The thing is, I admit, I grew up a bit of an emo-kid. This was before anyone what one was of course, and when I say emo I mean early Jimmy Eat World, New End Original, Mineral, Sunny Day Real Estate, pretty much any band on Deep Elm… And now I’ve (thankfully) lightened up a bit. So emo that you can dance too? It was never going to go too far wrong for me.
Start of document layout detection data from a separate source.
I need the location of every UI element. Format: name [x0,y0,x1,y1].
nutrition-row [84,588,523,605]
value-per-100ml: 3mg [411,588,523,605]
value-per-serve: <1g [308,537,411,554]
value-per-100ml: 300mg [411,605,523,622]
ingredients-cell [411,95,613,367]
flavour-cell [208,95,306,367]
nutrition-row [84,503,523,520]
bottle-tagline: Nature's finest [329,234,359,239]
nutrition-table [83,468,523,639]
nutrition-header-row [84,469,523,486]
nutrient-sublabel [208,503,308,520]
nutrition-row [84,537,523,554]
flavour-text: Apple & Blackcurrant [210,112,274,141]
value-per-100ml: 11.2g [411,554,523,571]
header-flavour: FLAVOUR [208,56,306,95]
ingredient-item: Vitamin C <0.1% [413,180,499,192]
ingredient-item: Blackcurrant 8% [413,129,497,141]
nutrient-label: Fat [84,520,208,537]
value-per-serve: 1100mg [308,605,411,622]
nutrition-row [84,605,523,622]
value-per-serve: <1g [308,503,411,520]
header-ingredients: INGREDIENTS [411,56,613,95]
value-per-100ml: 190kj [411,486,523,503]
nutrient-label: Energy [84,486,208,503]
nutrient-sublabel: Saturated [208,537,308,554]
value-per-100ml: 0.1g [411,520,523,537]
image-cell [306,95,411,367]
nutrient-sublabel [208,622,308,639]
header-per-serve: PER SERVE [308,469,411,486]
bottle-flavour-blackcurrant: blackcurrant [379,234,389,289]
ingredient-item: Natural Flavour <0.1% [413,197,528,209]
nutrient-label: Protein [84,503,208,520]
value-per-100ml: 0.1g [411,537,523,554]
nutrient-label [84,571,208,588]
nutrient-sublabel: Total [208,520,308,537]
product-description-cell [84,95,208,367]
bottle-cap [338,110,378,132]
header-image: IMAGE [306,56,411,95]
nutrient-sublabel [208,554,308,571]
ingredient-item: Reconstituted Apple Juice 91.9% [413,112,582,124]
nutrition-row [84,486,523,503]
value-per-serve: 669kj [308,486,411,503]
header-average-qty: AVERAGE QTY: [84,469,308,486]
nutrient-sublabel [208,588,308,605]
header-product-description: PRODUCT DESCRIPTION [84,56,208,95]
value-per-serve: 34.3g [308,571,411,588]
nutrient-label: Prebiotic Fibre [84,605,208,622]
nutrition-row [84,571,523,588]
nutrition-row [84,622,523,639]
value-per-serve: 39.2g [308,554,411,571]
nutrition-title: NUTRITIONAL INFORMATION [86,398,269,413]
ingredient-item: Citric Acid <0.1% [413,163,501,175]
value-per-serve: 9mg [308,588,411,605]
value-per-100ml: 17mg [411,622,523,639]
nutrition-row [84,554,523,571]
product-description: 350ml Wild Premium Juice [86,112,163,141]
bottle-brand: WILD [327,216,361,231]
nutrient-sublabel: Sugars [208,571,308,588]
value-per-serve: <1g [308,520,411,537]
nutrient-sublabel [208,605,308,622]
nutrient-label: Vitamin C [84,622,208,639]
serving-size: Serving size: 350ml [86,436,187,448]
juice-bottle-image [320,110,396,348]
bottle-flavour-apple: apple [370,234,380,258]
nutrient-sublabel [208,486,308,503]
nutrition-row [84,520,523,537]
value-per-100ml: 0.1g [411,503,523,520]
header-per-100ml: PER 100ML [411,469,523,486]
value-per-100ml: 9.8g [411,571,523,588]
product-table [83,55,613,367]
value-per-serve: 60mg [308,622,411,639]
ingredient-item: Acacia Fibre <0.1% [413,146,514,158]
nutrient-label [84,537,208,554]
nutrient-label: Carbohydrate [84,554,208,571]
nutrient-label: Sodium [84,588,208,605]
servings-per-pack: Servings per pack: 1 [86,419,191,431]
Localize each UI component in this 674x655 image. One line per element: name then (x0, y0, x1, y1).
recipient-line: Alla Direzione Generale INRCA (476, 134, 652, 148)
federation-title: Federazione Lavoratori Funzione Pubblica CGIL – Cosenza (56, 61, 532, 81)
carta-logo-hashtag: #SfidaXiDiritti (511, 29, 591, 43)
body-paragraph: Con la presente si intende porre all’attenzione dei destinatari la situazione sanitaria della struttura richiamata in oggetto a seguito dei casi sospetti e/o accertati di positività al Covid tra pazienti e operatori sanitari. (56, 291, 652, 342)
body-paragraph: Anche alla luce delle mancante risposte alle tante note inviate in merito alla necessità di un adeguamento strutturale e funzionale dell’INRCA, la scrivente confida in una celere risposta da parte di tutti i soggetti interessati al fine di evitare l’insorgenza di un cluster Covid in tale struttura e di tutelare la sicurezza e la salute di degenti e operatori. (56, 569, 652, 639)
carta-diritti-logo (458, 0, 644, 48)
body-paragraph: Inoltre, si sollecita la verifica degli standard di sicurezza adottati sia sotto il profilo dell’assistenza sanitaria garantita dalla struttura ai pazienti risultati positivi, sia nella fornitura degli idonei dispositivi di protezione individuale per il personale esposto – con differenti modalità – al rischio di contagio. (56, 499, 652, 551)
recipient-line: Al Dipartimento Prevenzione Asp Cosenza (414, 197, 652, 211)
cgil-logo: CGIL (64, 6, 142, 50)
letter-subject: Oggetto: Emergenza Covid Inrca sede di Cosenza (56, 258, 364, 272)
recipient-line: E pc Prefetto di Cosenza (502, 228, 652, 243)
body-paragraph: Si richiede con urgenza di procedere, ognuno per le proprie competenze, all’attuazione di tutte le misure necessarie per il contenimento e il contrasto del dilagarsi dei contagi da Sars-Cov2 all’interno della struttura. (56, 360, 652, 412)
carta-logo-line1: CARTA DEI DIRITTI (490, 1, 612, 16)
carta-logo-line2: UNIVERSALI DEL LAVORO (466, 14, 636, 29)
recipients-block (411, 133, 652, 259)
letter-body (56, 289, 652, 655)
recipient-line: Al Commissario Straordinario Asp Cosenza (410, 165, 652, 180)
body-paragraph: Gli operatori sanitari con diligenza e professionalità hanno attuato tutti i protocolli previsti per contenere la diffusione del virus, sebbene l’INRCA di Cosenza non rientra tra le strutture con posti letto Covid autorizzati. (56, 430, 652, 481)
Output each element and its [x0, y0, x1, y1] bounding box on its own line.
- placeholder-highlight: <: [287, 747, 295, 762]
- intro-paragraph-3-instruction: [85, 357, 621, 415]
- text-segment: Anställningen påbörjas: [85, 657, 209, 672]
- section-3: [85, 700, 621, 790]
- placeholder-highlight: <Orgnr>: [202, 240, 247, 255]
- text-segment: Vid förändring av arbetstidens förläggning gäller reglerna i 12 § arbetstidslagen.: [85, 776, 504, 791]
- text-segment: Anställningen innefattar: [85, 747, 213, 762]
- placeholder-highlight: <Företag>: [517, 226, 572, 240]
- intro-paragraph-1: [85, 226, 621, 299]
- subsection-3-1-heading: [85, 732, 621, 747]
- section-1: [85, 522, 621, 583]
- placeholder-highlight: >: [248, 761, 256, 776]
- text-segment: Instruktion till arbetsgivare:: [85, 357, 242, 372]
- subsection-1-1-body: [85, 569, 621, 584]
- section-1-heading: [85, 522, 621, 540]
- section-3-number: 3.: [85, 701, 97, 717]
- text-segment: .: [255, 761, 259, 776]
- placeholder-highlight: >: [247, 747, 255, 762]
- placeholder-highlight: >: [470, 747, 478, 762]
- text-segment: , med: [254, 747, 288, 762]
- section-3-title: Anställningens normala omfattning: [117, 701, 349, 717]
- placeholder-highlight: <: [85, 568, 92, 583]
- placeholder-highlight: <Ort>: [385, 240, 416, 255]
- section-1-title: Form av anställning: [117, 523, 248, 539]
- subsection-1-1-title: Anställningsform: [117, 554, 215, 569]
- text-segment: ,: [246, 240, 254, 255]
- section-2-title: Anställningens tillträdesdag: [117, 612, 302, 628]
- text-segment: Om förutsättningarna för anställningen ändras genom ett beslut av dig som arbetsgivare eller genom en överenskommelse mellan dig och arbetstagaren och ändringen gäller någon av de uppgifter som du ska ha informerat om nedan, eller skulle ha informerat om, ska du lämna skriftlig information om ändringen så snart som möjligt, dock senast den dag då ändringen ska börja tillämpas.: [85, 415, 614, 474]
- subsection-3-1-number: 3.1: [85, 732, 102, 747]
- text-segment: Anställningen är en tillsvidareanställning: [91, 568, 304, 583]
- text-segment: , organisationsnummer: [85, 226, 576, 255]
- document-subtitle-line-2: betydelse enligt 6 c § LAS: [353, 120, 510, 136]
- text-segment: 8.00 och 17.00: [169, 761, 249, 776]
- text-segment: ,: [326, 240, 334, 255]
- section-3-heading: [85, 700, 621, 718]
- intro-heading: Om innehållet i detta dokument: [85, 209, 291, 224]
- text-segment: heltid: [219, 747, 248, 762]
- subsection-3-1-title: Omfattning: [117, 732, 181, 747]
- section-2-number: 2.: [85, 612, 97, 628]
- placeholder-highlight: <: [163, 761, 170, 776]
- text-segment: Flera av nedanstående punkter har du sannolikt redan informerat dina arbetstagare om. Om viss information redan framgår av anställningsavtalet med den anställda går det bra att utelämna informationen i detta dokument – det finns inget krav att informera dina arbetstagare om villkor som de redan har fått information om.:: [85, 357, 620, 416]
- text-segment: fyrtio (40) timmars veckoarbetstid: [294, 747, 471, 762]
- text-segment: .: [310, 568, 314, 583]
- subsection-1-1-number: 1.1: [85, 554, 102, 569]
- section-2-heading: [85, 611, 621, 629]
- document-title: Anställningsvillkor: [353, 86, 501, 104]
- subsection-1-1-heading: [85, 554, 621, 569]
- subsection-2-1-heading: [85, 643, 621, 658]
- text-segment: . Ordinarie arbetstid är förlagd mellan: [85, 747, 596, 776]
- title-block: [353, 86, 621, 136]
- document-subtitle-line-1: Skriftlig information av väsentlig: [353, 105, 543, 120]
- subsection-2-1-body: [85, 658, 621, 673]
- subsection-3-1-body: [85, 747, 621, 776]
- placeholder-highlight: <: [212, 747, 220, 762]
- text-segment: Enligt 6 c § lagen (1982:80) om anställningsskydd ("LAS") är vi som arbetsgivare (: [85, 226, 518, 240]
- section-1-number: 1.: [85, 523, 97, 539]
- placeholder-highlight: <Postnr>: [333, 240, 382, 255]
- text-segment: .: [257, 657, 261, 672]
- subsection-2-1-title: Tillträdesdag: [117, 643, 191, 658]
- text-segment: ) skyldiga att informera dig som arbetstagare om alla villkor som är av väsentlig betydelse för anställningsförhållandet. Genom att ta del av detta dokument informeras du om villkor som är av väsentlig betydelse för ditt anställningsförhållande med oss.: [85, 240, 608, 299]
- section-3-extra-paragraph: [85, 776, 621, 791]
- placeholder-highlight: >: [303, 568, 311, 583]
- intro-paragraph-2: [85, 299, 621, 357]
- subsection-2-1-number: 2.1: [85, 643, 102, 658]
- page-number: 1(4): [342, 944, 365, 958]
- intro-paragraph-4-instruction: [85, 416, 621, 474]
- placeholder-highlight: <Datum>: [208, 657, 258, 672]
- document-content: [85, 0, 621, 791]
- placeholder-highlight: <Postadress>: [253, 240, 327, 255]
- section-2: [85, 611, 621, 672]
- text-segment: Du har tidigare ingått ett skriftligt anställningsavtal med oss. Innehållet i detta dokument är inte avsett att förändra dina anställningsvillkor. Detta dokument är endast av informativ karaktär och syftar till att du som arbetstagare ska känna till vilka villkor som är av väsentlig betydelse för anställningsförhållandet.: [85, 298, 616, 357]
If I had a complaint, it would purely be that the songs are a little sincere. Like many emo vocalists Jake sounds like an angrier Robert Smith trying to conjure the darkness of Ian Curtis. A contemporary comparison would be the vocals in White Lies. Which is all very well, nothing wrong with a bit of melodrama, but lyrics like ‘erase our programs’ sung wrought with all the emotion of the last human of the robot apocalypse, sound incongruous enough over an upbeat track to end up sounding a touch too much.

That said, you can still dance to it. In fact, you can’t NOT dance to it.


PS: I saw TMIO playing before a Hot Chip DJ set, the real reason I was at the Jamm on Friday. Unfortunately, due to unforeseen beers, I can’t remember very much about the new material Hot Chip played except that it was ace.